It takes my old computer about five minutes to restart, so it’s no surprise that it took the Wachowski brothers a few years to reload the Matrix. They’ve spent their time well, producing a sequel that feels more like a continuation of the original film than a revisiting of the same concepts and characters. It doesn’t have that “same steak rechewed” feel that the latest Bond or Halloween picture has, which may disappoint some viewers who need sequels to reproduce the exact experience of an original.
One factor of The Matrix that always played a bit off for me was the way the enslavement of mankind was explained – the humans “scorched the sky” to cut off solar power from the machines, and in response the machines bred most of the human race in captivity as “human batteries” for power, keeping them alive but unknowingly subservient via an artificial environment called the Matrix. Why not use a more efficient power plant like cattle or elephants – were all other species wiped out by the war? For that matter, why not tap the planet’s abundant geothermal power (as the citizen’s of the last free city Zion are seen doing here), or some other less complicated and troublesome source? It all seemed pretty illogical.
Reloaded gets around to providing an answer to that mystery, but you may just miss it. Most viewers can just sit back and enjoy the fireworks, which are abundant. Some time after The Matrix, it’s learned that the machines have found the location of Zion and sent a huge army of robots to dig down to it. While various shaky defenses are prepared, Morpheus (Laurence Fishburne) and his fellow believers hold out faith in the prophecies of The Oracle (Gloria Foster), bucking the system to await her word. Neo (Keanu Reeves) has become a Matrix superhero, able to fly and stop bullets in midair, but oddly still finds it necessary to engage his enemies in kung fu pugilism. Though mighty and confident, he still has a slight air of confusion – ending the war has to be more complex than simply “beating the machines”, but he can’t figure his place in things, and is still unsure whether he’s acting on his own will or just fulfilling Fate. After all, isn’t Fate just another form of slavery? He has a meeting with the Oracle and learns, among other things, that the key to getting to the Matrix mainframe is in the possession of the Keymaker (Randall Duk Kim of The Replacement Killers), one of many unusual new programs we meet living in the Matrix. He also meets Smith (Hugo Weaving) again, who is no longer an Agent, transformed by his last encounter with Neo into a more rebellious program. He’s still out to get our heroes though, and is now able to copy himself over others, producing an army of Smiths. Neo, Morpheus and Trinity (Carrie-Anne Moss) need to free the Keymaker from rogue program Merovingian (Lambert Wilson) and his gang, but only do so with the help of their foe’s sexy wife Persephone (Monica Belluci). Once they’ve got him, getting the Keymaker to the heavily-guarded back door corridor of the Matrix is an even tougher job, especially with Agents joining Merovingian’s occult killers along the way. Making matters worse is the fact that Neo has had a recurring nightmare that his beloved Trinity will die on this mission.
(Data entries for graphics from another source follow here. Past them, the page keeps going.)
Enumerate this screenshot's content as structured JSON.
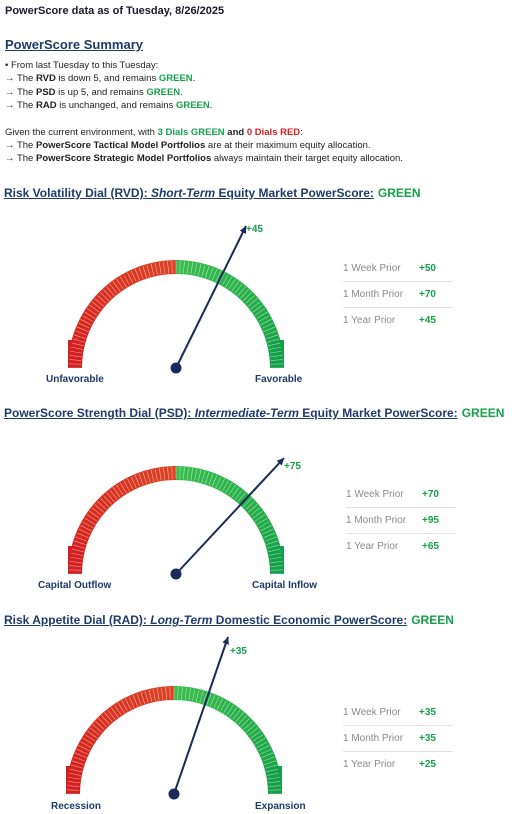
{
  "header": "PowerScore data as of Tuesday, 8/26/2025",
  "summary": {
    "title": "PowerScore Summary",
    "line1": "• From last Tuesday to this Tuesday:",
    "rvd": {
      "pre": "→ The ",
      "name": "RVD",
      "mid": " is down 5, and remains ",
      "status": "GREEN",
      "post": "."
    },
    "psd": {
      "pre": "→ The ",
      "name": "PSD",
      "mid": " is up 5, and remains ",
      "status": "GREEN",
      "post": "."
    },
    "rad": {
      "pre": "→ The ",
      "name": "RAD",
      "mid": " is unchanged, and remains ",
      "status": "GREEN",
      "post": "."
    },
    "env": {
      "pre": "Given the current environment, with ",
      "g": "3 Dials GREEN",
      "and": " and ",
      "r": "0 Dials RED",
      "post": ":"
    },
    "tactical": {
      "pre": "→ The ",
      "name": "PowerScore Tactical Model Portfolios",
      "post": " are at their maximum equity allocation."
    },
    "strategic": {
      "pre": "→ The ",
      "name": "PowerScore Strategic Model Portfolios",
      "post": " always maintain their target equity allocation."
    }
  },
  "dials": [
    {
      "title_a": "Risk Volatility Dial (RVD):",
      "title_b": "Short-Term",
      "title_c": " Equity Market PowerScore:",
      "status": "GREEN",
      "value": "+45",
      "left_label": "Unfavorable",
      "right_label": "Favorable",
      "priors": [
        {
          "label": "1 Week Prior",
          "value": "+50"
        },
        {
          "label": "1 Month Prior",
          "value": "+70"
        },
        {
          "label": "1 Year Prior",
          "value": "+45"
        }
      ]
    },
    {
      "title_a": "PowerScore Strength Dial (PSD):",
      "title_b": "Intermediate-Term",
      "title_c": " Equity Market PowerScore:",
      "status": "GREEN",
      "value": "+75",
      "left_label": "Capital Outflow",
      "right_label": "Capital Inflow",
      "priors": [
        {
          "label": "1 Week Prior",
          "value": "+70"
        },
        {
          "label": "1 Month Prior",
          "value": "+95"
        },
        {
          "label": "1 Year Prior",
          "value": "+65"
        }
      ]
    },
    {
      "title_a": "Risk Appetite Dial (RAD):",
      "title_b": "Long-Term",
      "title_c": " Domestic Economic PowerScore:",
      "status": "GREEN",
      "value": "+35",
      "left_label": "Recession",
      "right_label": "Expansion",
      "priors": [
        {
          "label": "1 Week Prior",
          "value": "+35"
        },
        {
          "label": "1 Month Prior",
          "value": "+35"
        },
        {
          "label": "1 Year Prior",
          "value": "+25"
        }
      ]
    }
  ],
  "colors": {
    "green": "#14a14a",
    "red": "#d42020",
    "navy": "#1a2a5a",
    "heading": "#1f3a6b"
  }
}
All the complications and deep background of the story make it necessary that from time to time somebody has to stop the action and just tell us what’s going on. This can grate a bit – these scenes feel like molasses next to the insane action in between, but just shut up and take a breath while you catch up. In these movies, another gunfight or explosion is always just around the corner. The Wachowskis buck Hollywood “wisdom” here, setting kung fu genius Yuen Woo-ping loose to not only create superpowered fight scenes that last more than 30 seconds, but some of the greatest masterpieces of his career. See Neo fight hundreds of Smiths. See Neo fight Merovingian’s vampire master killers. See Neo fight Hong Kong star Ngai Sing. See Morpheus fight an Agent on top of a speeding 18-wheeler. And the action isn’t confined to punches and kicks – we get tons more chases, explosions and gunfire, all shot with an advanced new form of motion capture that lets the Wachowskis send their camera anywhere in a scene that they want to go. The centerpiece of the film is a stunning chase sequence in which Morpheus and Trinity try to take Keymaker down the dangerous Matrix freeway with Agents and Ghosts in very hot pursuit, while Neo has been teleported 500 miles away.
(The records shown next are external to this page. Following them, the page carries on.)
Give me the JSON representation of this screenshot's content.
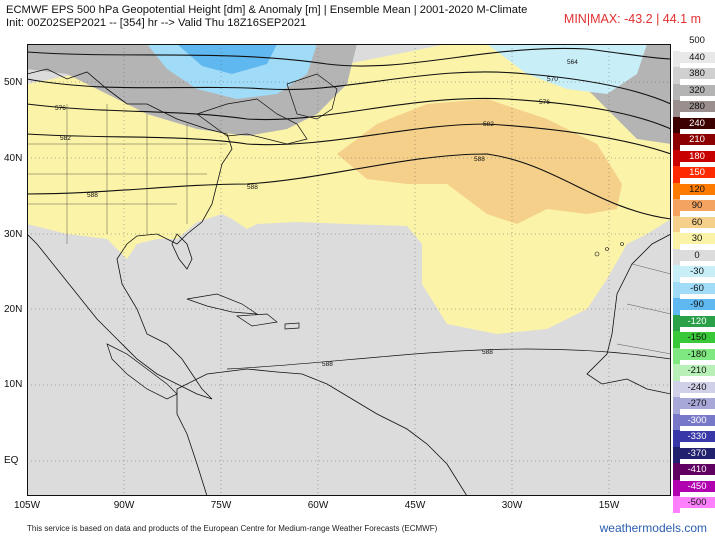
{
  "header": {
    "line1": "ECMWF EPS 500 hPa Geopotential Height [dm] & Anomaly [m] | Ensemble Mean | 2001-2020 M-Climate",
    "line2": "Init: 00Z02SEP2021 -- [354] hr --> Valid Thu 18Z16SEP2021",
    "minmax": "MIN|MAX: -43.2 | 44.1 m"
  },
  "lat_labels": [
    "50N",
    "40N",
    "30N",
    "20N",
    "10N",
    "EQ"
  ],
  "lon_labels": [
    "105W",
    "90W",
    "75W",
    "60W",
    "45W",
    "30W",
    "15W"
  ],
  "contour_labels": [
    "564",
    "570",
    "576",
    "582",
    "588",
    "576",
    "582",
    "588",
    "588",
    "588",
    "588"
  ],
  "colorbar": {
    "labels": [
      "500",
      "440",
      "380",
      "320",
      "280",
      "240",
      "210",
      "180",
      "150",
      "120",
      "90",
      "60",
      "30",
      "0",
      "-30",
      "-60",
      "-90",
      "-120",
      "-150",
      "-180",
      "-210",
      "-240",
      "-270",
      "-300",
      "-330",
      "-370",
      "-410",
      "-450",
      "-500"
    ],
    "colors": [
      "#ffffff",
      "#e8e8e8",
      "#d0d0d0",
      "#b4b4b4",
      "#9a8e8e",
      "#3c0000",
      "#8b0000",
      "#c80000",
      "#ff2a00",
      "#ff7a00",
      "#f4a460",
      "#f5d08a",
      "#fbf3a8",
      "#dcdcdc",
      "#c8eef8",
      "#a0dcf8",
      "#60b8f0",
      "#2aa048",
      "#38c838",
      "#80e880",
      "#b8f0b8",
      "#d0d0e8",
      "#a8a8d8",
      "#7878c8",
      "#3838a8",
      "#20206e",
      "#600060",
      "#b000b0",
      "#ff80ff"
    ]
  },
  "footer": {
    "credit": "This service is based on data and products of the European Centre for Medium-range Weather Forecasts (ECMWF)",
    "brand": "weathermodels.com"
  }
}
The Matrix changed f/x action movies forever, so the Wachowskis answer a very serious challenge here to outdo themselves in the sequel. For the most part, they’ve done so, delivering jaw-dropping stuff while keeping their storytelling fluid. Even with Neo clad in a black cassock, you rarely lose sight of where he is while attacked by the black-suited Smith army. The only problem here is that, what with providing the middle chapter in a trilogy and needing to keep a complex narrative afloat, sometimes the film loses its center. The super-Neo is no longer the befuddled hacker we were attached to, and having lost our guide within the Matrix, we’re in constant jeopardy of losing our way.